2. Calculate Midland’s corporate WACC. Which assumptions did you make about various inputs to the
calculations? Is Midland’s choice of EMRP appropriate? If not, what recommendations would you make and
why?
3. Should Midland use a single corporate hurdle rate for evaluating investment opportunities in all of its
divisions? Why or why not?
4. Compute a separate cost of capital for the E&P and Marketing and Refining divisions. What causes them
to differ from one another?
5. How would you compute a cost of capital for the Petrochemical division?
Team 4:
Case 1::: Teuer Furniture (A): Discounted Cash Flow Valuation (Case# KEL778-PDF-ENG)
You need to estimate the value of Teuer Furniture using a discounted cash flow approach. Prepare a
memo detailing the value of Teuer and the key assumptions underlying your valuation. The memo
should specify what Teuer is worth per share and why. Support your answer with the logic and the facts
from the case. The items below should guide your analysis.
1. Construct pro forma financials: to value Teuer Furniture you need to construct pro forma income
statement and balance sheet. Use the assumptions and data from case.
2. Value the firm using discounted cash flow method by constructing the cash flow from assets for six years
(2013 to 2018). You should not include the 2012 cash flows. You will need to include a terminal value in
your valuation. Initially, assume that the long-term growth rate of Teuer Furniture’s cash flows is 3.5%
and that the firm’s cost of capital is 12.1%. What is the value of Teuer Furniture on a per-share basis?
3. Evaluate the key assumptions. The value of Teuer that you determined is a function of the assumptions
made by you. Your base case valuation should be built upon the forecasts of Jerabek’s team. Discounted
cash flow analysis depends upon a large number of assumptions. You can change the assumptions where
you think it is appropriate. If you do make changes, explain the reasons you did so – especially with the
most crucial assumptions/factors. An assumption may be considered crucial when it is both empirically
relevant (i.e., your valuation result will change substantially) and cannot be precisely measured.
2. Calculate Teuer’s multiples. Let’s say, the value of Teuer derived using DCF methodology is $32.00,
calculate the sales, net income and cash flow from assets multiples for Teuer at the end of 2012. Why do
the three ratios differ from each other? Calculate the three multiples at the end of 2018. If they are
expected to change between 2012 and 2018, explain why. Consider what each ratio is measuring and
thus what assumptions you are making about comparability when you use each ratio.

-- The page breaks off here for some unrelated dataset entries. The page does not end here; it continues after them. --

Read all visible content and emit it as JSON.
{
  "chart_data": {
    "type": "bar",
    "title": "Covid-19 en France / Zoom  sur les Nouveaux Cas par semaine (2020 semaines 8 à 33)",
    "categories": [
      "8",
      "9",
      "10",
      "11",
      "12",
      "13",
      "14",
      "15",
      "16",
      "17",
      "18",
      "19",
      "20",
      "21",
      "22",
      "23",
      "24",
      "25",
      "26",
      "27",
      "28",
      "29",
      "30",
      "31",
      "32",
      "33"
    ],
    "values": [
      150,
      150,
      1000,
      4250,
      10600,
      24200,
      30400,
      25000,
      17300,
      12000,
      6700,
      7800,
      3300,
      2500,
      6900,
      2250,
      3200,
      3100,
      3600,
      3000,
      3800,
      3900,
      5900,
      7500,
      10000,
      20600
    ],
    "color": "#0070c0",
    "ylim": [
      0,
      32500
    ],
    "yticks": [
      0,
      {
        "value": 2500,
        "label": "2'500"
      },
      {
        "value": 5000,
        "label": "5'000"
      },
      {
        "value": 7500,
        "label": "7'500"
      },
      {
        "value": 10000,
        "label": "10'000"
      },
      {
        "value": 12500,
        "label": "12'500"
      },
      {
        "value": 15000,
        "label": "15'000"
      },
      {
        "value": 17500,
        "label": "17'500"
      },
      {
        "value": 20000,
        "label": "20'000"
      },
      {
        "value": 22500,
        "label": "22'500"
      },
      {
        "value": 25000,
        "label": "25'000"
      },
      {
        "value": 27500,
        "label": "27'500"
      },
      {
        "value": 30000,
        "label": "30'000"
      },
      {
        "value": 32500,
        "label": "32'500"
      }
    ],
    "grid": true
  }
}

3. Comparable firms. When you value a firm using a multiples approach, you only use firms that are
comparable to Teuer (the target firm). On what dimensions should the firm be comparable to target firm?
Each of nine possible firms is in the same industry as Teuer. Based on the information in the case, pick a
set of firms that you consider to be comparable to Teuer in the important dimensions. You will need to
be explicit about which dimensions are important.
4. Value Teuer using a multiples approach. Based on the set of firms that you consider comparable,
calculate the relevant multiple and value Teuer (price per share). If your multiples valuation differs from
DCF valuation given in Question 2 above, explain why.